| Reading Recovery |
I grew up here in Virginia Beach, going to Linkhorn Park and First Colonial High. After graduating from William and Mary with a B.A. in Elementary Education, I went to Australia to teach. I taught there for 30 years, teaching Kindergarten, First Grade and Second Grade. Teaching and living in Australia was a wonderful experience. One of my sons still lives there and my other son now lives here and is going to VCU in Richmond. I started teaching at Cooke as a Reading Recovery Teacher in 2004 and I love it.
Reading Recovery is an early intervention program designed to help the lowest achieving First Grade children learn to use effective reading strategies so they can make accelerated progress and catch up with their peers. Reading Recovery stops the clock for many at-risk children by giving them a chance to succeed before they enter the cycle of failure that so many students experience even in their first year of school.

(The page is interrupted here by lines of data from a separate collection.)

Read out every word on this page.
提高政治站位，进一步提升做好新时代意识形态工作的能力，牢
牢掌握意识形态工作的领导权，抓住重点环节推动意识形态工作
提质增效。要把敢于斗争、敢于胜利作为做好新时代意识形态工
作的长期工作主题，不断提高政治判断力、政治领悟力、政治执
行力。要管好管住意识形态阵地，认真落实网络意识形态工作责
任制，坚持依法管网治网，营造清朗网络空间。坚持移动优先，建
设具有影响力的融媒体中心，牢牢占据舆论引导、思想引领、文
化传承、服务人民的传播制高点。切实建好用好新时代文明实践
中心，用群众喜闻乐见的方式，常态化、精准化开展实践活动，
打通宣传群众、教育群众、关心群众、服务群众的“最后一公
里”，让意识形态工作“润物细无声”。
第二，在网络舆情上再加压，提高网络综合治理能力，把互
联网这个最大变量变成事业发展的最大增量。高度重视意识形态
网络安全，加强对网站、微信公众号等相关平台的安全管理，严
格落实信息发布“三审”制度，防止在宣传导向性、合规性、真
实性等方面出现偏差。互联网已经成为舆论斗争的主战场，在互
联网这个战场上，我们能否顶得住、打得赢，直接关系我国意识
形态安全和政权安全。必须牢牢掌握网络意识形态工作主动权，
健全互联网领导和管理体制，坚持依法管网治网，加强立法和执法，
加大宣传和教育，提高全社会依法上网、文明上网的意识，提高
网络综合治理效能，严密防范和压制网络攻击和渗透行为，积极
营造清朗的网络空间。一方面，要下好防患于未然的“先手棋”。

Developed by Marie Clay, a New Zealand educator and psychologist, Reading Recovery was first implemented in the United States at Ohio State University in 1984-85. Subsequent research has shown that through effective implementation of Reading Recovery, 85% of the lowest achieving First Grade children develop effective strategies for reading and reach average classroom levels. These children become independent readers with internal self-extending systems. Retention and learning disability placement are reduced throughout the system, making Reading Recovery an educationally sound, cost effective choice.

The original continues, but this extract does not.